When Celia looked up, William barely made it out of her line of sight before she noticed him. He felt his heart racing in his chest. What a close call!

Suddenly, an idea popped into his head, a smile creeping across his face. Peering around the corner again, he spotted Celia in the kitchen, making a light afternoon snack. Quietly, William pulled around the corner and, his feet padding softly on the old wood floors of their apartment, glided over to Celia, ensnaring her in his arms, his hands wrapped around her waist and clasped in front of her stomach as he lifted her playfully off the ground.

Celia squealed, the butter knife in her hand clattering to the ground. “Billy!” When William returned her to the ground, she pushed him away from her, a frown forming across her darkening face. William stared into her eyes, glancing back and forth between the two, both a beautiful, glimmering blue but vastly different all the same, each with its own unique smattering of grey and green across the iris. He couldn’t read her. He could always read her.

A knock on the door.

Celia and William stared at each other awkwardly, neither one moving, neither one willing to move. Celia crossed her arms over her chest, settling into the position she always took when disapproving and disappointed, causing a slight chill to run across William’s skin.

The knocking grew louder, a pounding rather than the gentle rap that had come before.

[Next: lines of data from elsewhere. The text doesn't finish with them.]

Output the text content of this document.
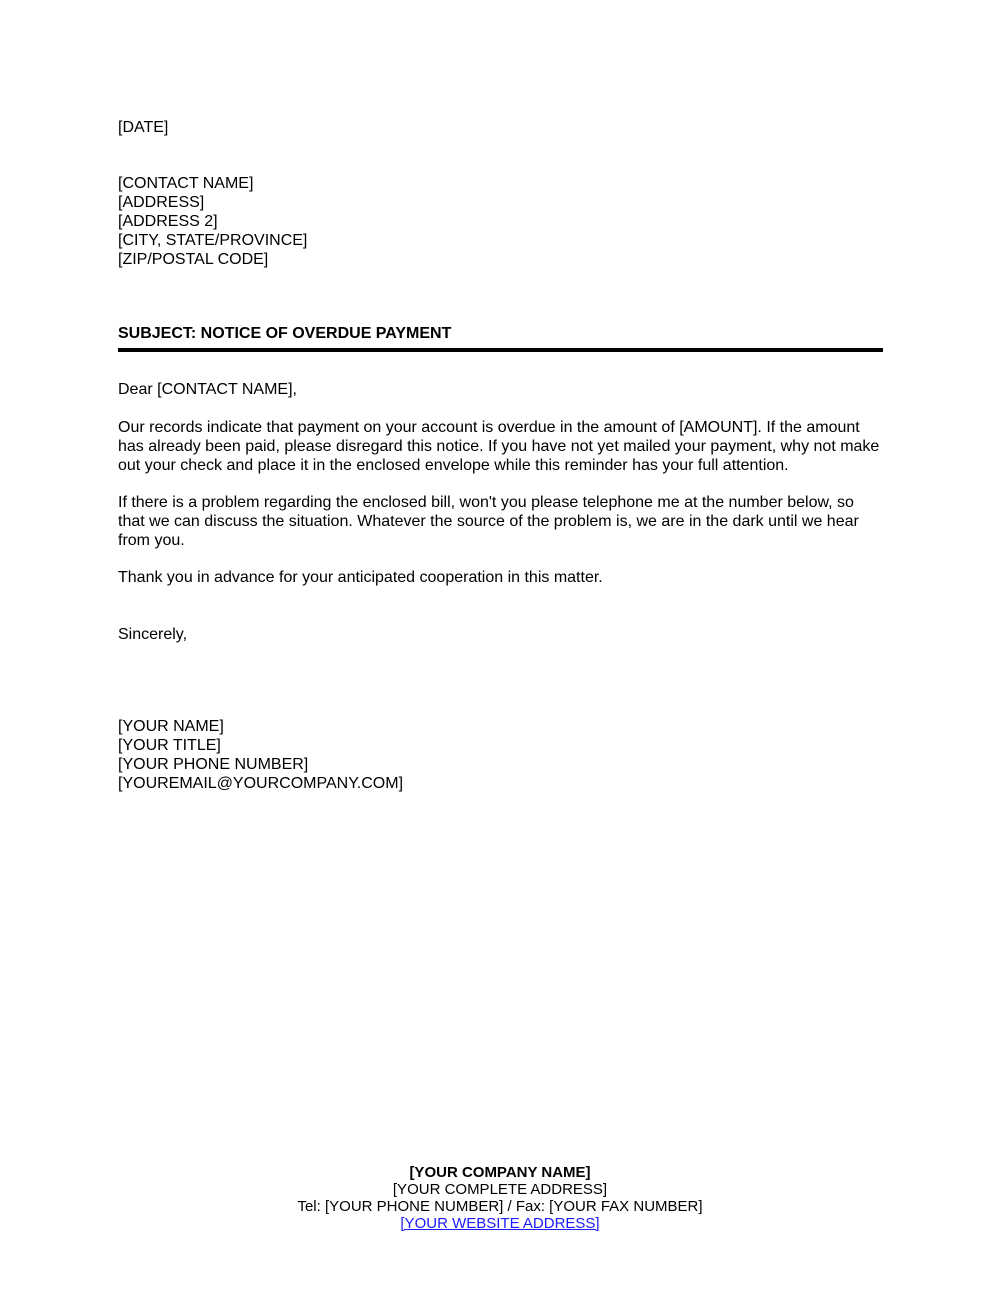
[DATE]
[CONTACT NAME]
[ADDRESS]
[ADDRESS 2]
[CITY, STATE/PROVINCE]
[ZIP/POSTAL CODE]
SUBJECT: NOTICE OF OVERDUE PAYMENT
Dear [CONTACT NAME],

Our records indicate that payment on your account is overdue in the amount of [AMOUNT]. If the amount has already been paid, please disregard this notice. If you have not yet mailed your payment, why not make out your check and place it in the enclosed envelope while this reminder has your full attention.

If there is a problem regarding the enclosed bill, won't you please telephone me at the number below, so that we can discuss the situation. Whatever the source of the problem is, we are in the dark until we hear from you.

Thank you in advance for your anticipated cooperation in this matter.

Sincerely,
[YOUR NAME]
[YOUR TITLE]
[YOUR PHONE NUMBER]
[YOUREMAIL@YOURCOMPANY.COM]
[YOUR COMPANY NAME]
[YOUR COMPLETE ADDRESS]
Tel: [YOUR PHONE NUMBER] / Fax: [YOUR FAX NUMBER]
[YOUR WEBSITE ADDRESS]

William’s eyes darted to the door and back to Celia’s face. Her eyebrow raised a fraction of an inch, daring him to open it. Taking a slow step back and to the side, he wandered over to the door. “Are we expecting company?” he asked. Celia responded with silence. Upon reaching the door, he cautiously opened it, the hinges creaking loudly. Ah, the sounds of a first home of a young, poor couple in love.

He stuck his head out the door, his eyes landing on a tall, lanky man dressed smartly in a suit and tie. Immediately, he recognized him as the man Celia had had an affair with—or was that would have an affair with? “No solicitors.” He slammed the door.

Just as he started to return to Celia, the pounding sounded once again. Angrily, William threw the door open once again. “I said no solicitors. What I meant to say was leave me and my wife alone. She is mine and she loves me very much. I don’t care who you think you are or what you think you want from us, but all I know is this: you’re far too handsome to be hanging around with my wife. I may not be the perfect man—I know I’m not—but I love this woman. I don’t want you hanging around to tempt her when I undoubtedly make a mistake. Goodbye.”

And with those words, he slammed the door in the man’s face once again.

As he turned to face Celia again, however, a blinding white light consumed him, wrapping around him to return him to the present. It set him down heavily in his living room. The same one he had left, in the house he had rented when Celia asked for a divorce. His heart dropped, cracking in two when he realized this. He dropped his head into his hands as he set with his back against the wall, mourning the loss of the love of his life once more.

Then it happened. A voice rose up from the kitchen, “Billy, is it that you? Are you playing fetch inside again?” William’s heart jumped back together, gluing itself back into a whole, as he heard footsteps headed his way. Looking up, he broke into the loudest, most bellyaching laughter of his life. There before him stood his lovely wife, her blue, blue eyes staring down at him in confusion. They had a dog. And a house, not their dingy little apartment. When his eyes roamed from her face down, they widened as they landed on her belly.

Baby Darby was happening after all.

“Oh, stop it, Billy!” Celia chuckled, smacking his head in her playful, loving manner. “You don’t have to tell me every time I walk into the room how stunning I look pregnant. Dinner’s almost ready. Why don’t you come help me finish up?”

Her voice trailed off as she left the room, poor William still shocked on the ground. After a brief moment’s pause and reflection—it had actually worked after all!—he pulled himself to his feet and followed her into the kitchen. He would not waste his second chance at a happy family.

No matter what it took.


The prompt: a character who has nothing to lose, with the ability to go back in time and change one thing.